ELLOS REQUIEREN MAYOR AUTONOMÍA

No es poco común encontrarse, como padre, frente a situaciones similares a la que me planteó mi hija de doce años hace algunos días: Papá, por favor firma el permiso para poderme bajar en casa de mi amiga Mary. Como hoy es viernes, salimos más temprano y queremos ir a Unicentro . Me parece muy bien, le dije. Puedes pasar por mí a eso de las 7, continuó ella; a lo que le respondí: Eso sí está más complicado. Bien sabes que esa es la hora del tráfico pesado hacia el norte, y no estoy dispuesto a meterme dentro de un carro casi dos horas para ir por tí y luego regresar a nuestra casa. Lo mejor que puedes hacer es tomar una buseta y volver sola a la casa. Ah, no! No me gusta coger busetas, respondió. Después de una larga discusión en la que también intervino mi mujer, finalmente decidimos que ella recogería a nuestra hija, a pesar de mi insistencia en que los hijos tienen que aprender a madurar y a tomar las responsabilidades que conlleva su independencia, aunque existan riesgos.

12 de agosto 1990 , 12:00 a. m.

Es verdad que hay inseguridades en nuestra ciudad y también que el bajo nivel educativo de muchas personas hace que se presenten posibilidades de irrespeto hacia una jovencita que viaja sola en una buseta; sinembargo, creo que también es posible estructurar en nuestros hijos personalidades maduras que aprendan a sortear con aplomo y valentía las diferentes circunstancias negativas que la vida diaria presenta.

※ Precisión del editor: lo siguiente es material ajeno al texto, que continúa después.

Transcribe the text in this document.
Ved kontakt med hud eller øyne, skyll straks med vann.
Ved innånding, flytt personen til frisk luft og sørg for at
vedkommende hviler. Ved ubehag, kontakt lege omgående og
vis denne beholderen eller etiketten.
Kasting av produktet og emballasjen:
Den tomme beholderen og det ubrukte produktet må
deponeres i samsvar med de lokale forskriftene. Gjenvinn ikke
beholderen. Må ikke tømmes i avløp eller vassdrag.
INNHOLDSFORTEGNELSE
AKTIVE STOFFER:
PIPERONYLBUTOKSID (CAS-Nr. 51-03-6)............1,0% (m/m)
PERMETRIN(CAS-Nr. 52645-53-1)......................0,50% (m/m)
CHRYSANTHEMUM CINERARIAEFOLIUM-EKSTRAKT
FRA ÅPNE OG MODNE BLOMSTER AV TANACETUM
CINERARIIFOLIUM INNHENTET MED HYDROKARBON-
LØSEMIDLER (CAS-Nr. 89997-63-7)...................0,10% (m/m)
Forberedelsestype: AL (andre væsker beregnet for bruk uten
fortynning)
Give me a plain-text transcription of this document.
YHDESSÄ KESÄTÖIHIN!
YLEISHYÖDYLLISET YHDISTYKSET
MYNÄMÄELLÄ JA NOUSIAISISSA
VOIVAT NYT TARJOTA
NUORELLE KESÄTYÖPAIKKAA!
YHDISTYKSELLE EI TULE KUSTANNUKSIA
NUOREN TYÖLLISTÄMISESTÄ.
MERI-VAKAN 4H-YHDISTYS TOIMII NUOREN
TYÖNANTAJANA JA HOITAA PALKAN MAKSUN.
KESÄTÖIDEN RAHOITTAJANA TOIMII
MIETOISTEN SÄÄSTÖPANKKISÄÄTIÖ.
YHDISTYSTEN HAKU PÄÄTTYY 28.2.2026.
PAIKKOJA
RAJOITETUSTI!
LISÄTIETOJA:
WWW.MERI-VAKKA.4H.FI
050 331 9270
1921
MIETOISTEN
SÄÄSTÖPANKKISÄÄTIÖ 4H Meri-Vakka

Para lograr lo anterior es preciso brindarles oportunidades que les permitan ir adquiriendo seguridad y autonomía; y ello no es fácil. Nuestro entorno social y nuestra educación nos predisponen a ser desconfiados, inseguros y temerosos; por ello queremos mantener el control de las actuaciones de nuestros hijos el mayor tiempo posible. La hija mayor de un buen amigo, que fomenta la autonomía en sus hijos, tiene ahora 20 años. A pesar de ver en ella las dificultades comunes a los jóvenes de su edad, da gusto verle muchas facetas positivas y una muy buena relación con su padre, las cuales atribuyo al tipo de educación recibida.

Cuando era apenas una chiquilla de 10 años fue invitada a la fiesta de 15 de una vecinita. La reunión era de noche y asistirían jovencitos entre 15 y 18 años, pero como la señorita de la casa tenía un hermanito de 11, este decidió invitar a la hija de mi amigo para que le hiciera compañía. Ella muy contenta fua a donde sus padres a pedirles permiso. A ellos no les pareció adecuado que una niña tan pequeña asistiera a un baile nocturno, y como siempre han tratado de mantener una relación dialogante con sus hijos, le brindaron muchas razones para justificar su negativa.

La niña, convencida de la objetividad de los argumentos de sus padres y con la amargura que produce la frustración de no poder hacer lo que uno quiere, se dirigió a su cuarto y tiró la puerta diciéndoles: veo que tienen razón, pero les advierto que cuando yo cumpla mis doce años deseo tomar sola todas mis decisiones. Y ello ocurrió cuando la niña cumplió esa edad. Y sus padres dejaron de decidir por ella y se convirtieron en consultores y amigos.